Years ago, Beef Products Inc., figured out a way to process and treat the inedible bits from the carcass — bits that “typically include most of the material from the outer surfaces of the carcass,” the article reports. The processed filler, when mixed into ground beef, is intended to reduce the cost of beef and thus boost profit margins.

However, a considerable amount of dangerous bacteria like salmonella and E. coli O157:H7 is present in the “outer surfaces” such as the skin itself. So Beef Products began to blast its filler product with ammonia to kill the bacteria. Ammonia.

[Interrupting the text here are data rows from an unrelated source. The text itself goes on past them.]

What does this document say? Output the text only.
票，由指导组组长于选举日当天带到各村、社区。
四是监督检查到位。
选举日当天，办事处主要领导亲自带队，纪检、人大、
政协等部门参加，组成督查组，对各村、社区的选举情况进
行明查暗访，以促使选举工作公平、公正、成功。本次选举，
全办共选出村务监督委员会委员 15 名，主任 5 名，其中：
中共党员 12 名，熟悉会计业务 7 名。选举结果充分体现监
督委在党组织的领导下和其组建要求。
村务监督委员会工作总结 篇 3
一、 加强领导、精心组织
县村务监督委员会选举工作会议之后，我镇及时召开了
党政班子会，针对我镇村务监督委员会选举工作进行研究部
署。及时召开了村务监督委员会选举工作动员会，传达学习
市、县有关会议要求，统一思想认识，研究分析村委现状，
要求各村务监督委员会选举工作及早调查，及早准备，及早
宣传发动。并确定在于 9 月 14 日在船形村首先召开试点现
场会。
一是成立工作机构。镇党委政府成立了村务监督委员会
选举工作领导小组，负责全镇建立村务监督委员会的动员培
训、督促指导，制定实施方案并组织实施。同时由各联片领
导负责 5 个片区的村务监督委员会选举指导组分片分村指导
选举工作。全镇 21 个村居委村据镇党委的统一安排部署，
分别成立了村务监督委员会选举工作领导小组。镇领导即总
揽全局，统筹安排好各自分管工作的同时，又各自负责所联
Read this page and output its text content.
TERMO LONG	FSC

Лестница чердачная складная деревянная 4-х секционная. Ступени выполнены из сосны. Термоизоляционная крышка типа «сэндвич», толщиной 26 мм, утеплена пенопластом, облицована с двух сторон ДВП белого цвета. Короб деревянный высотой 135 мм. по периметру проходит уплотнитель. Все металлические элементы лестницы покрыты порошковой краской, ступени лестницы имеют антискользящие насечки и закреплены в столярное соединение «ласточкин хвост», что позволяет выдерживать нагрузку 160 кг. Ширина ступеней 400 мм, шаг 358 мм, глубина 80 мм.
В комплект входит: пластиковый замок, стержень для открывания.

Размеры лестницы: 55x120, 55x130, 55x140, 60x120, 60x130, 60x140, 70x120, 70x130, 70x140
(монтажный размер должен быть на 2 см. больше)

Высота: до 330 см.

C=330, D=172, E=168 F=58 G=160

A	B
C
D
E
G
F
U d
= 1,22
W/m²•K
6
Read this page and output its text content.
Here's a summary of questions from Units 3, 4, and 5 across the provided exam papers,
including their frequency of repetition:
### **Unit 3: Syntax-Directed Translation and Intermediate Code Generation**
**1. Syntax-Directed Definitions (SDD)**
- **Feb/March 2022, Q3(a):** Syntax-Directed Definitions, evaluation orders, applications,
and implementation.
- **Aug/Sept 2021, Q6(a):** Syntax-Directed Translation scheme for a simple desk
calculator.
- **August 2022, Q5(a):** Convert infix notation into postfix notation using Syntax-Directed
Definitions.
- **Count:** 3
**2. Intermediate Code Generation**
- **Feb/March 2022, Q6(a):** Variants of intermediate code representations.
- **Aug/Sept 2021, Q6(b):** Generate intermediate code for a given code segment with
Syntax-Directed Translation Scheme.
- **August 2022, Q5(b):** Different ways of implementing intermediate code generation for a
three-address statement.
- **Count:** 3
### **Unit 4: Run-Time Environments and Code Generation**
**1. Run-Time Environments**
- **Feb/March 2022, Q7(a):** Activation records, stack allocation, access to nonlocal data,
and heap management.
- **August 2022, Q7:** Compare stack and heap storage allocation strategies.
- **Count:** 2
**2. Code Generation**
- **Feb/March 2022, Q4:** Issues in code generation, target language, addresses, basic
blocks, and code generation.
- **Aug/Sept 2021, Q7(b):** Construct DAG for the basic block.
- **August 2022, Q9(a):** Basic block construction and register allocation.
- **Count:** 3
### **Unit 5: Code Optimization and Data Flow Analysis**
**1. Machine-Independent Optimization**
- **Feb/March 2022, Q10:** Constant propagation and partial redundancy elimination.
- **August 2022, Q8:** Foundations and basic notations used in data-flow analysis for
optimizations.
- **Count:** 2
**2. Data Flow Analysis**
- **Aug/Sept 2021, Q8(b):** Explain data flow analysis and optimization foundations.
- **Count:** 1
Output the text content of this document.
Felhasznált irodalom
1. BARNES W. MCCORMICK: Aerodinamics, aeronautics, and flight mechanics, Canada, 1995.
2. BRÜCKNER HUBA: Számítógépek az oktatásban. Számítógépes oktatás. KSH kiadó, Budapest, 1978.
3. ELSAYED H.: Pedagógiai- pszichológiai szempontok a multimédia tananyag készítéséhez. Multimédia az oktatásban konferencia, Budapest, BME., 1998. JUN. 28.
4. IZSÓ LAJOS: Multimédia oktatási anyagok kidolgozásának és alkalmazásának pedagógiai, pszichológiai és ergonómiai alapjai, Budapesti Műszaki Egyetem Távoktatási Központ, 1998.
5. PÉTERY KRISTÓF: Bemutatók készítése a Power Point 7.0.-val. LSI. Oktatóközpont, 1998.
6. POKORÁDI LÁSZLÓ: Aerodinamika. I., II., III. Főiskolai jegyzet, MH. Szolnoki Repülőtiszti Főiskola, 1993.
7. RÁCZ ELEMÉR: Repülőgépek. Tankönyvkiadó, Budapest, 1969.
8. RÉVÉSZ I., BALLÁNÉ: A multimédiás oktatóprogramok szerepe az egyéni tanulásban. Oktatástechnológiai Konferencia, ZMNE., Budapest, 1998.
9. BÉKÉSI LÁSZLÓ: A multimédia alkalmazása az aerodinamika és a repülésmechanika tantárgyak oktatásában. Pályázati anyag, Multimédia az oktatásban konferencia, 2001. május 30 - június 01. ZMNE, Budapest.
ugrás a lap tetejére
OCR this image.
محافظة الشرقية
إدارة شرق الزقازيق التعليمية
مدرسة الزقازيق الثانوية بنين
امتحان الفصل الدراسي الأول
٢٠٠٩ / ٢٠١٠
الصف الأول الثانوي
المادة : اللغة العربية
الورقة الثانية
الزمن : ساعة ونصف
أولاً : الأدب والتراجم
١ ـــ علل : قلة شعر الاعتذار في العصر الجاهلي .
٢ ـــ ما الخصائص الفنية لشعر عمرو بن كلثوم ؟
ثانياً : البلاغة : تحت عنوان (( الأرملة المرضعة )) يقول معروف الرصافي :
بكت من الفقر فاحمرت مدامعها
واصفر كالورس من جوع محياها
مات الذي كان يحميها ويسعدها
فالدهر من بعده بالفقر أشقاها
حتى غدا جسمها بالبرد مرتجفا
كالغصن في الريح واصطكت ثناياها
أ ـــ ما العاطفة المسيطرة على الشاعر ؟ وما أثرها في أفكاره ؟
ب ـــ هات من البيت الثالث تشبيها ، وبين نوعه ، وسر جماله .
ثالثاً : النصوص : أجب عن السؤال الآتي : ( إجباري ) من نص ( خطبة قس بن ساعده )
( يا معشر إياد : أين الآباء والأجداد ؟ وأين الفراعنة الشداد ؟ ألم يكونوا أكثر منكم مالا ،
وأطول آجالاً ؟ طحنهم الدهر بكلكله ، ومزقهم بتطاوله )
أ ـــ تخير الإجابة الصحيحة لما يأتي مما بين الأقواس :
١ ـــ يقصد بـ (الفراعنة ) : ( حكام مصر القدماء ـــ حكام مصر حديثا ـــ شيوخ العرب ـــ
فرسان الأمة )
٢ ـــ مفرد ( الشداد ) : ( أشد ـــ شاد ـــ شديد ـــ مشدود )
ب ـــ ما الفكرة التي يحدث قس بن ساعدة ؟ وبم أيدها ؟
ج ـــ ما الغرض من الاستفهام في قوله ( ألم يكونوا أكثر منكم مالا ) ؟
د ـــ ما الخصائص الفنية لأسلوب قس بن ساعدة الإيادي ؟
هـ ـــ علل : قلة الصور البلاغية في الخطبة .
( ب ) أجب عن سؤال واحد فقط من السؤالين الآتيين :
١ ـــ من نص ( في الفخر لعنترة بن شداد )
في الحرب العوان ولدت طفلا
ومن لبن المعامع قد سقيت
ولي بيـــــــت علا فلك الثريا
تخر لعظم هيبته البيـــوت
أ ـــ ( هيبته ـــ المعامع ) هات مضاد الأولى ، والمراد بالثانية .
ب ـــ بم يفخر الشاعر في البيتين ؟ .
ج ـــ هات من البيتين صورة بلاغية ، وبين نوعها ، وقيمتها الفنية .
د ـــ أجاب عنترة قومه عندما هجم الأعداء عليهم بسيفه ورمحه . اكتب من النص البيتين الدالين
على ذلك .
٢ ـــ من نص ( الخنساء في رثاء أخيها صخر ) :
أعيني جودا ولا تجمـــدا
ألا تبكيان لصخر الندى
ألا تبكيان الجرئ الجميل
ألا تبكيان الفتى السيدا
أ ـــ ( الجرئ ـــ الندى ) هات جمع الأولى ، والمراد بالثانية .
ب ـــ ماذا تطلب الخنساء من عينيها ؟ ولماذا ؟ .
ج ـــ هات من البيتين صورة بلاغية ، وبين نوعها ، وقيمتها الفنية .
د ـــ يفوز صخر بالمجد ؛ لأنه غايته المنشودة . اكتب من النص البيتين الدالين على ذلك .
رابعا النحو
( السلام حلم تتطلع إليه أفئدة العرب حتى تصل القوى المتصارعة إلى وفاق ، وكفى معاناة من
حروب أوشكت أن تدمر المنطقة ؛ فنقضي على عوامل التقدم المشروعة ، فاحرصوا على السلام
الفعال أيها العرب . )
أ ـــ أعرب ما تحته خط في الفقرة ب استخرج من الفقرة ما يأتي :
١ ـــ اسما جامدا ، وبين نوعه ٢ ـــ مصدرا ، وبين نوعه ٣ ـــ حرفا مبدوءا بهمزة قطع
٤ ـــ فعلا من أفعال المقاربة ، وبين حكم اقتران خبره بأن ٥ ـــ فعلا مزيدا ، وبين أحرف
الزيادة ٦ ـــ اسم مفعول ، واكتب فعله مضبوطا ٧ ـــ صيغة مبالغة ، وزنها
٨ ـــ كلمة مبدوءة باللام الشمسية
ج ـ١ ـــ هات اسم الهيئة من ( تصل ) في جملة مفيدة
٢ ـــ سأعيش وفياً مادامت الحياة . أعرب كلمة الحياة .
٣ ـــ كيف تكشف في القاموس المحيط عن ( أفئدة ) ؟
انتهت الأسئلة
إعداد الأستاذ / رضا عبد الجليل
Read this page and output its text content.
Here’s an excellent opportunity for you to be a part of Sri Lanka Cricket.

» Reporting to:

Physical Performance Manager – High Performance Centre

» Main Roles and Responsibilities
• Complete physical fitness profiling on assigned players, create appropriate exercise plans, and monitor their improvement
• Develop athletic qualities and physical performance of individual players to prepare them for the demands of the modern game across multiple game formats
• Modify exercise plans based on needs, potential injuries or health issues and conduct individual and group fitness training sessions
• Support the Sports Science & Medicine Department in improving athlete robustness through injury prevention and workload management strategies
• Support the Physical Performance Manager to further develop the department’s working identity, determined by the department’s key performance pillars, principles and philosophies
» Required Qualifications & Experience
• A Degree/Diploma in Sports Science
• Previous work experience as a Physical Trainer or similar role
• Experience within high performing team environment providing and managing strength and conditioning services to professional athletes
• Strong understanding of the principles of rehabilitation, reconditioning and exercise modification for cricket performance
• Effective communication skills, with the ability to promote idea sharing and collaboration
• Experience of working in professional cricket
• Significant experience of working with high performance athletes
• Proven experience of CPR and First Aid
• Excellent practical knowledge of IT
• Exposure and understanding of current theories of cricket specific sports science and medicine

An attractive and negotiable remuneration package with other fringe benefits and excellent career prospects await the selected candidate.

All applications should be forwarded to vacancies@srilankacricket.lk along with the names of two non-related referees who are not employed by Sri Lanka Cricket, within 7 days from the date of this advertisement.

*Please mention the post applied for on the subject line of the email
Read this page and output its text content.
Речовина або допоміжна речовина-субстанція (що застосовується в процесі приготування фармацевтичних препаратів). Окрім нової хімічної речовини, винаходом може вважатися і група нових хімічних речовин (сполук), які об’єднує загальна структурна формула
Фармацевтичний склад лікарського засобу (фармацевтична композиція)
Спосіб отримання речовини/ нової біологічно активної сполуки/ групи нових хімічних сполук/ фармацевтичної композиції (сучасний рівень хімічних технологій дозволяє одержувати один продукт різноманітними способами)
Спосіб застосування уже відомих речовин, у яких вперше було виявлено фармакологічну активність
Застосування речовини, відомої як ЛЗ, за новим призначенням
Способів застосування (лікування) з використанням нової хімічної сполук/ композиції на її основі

And they’re still doing it.

The only problem was that it tasted terrible, so they apparently began to use less ammonia.

Meanwhile the USDA exempted Beef Products filler from inspection, since the ammonia would do the trick. Do you see where this is headed?

Less ammonia but the same amount of filler means increased traces of pathogens in beef samples — a result that was confirmed by school lunch officials and the New York Times. In other words, too much ammonia and pH levels are too high and the filler is inedible. Not enough and it doesn’t kill the pathogens. But either way, the beef still deliberately contains ammonia.

Again, this is beef filler that’s used in school lunches and the most popular fast food chains in America. As recently as 2004, school lunch beef contained as much as 15% of this ammonia-treated filler as a means of saving a whole three cents per pound.

On several occasions, school lunch officials have suspended the use of Beef Products filler. But only temporarily due to bacteria contamination and not because of ammonia, pH or alkalinity levels. Meanwhile, fast food and grocery store beef continues to contain Beef Products’ ammonia-doused processed whatever.

You won’t find ammonia listed on any labels, by the way, so don’t bother looking. Long ago, the government acquiesced to Beef Products’ request that the ammonia treatment be categorized as a “processing agent” so it doesn’t appear on any consumer labeling.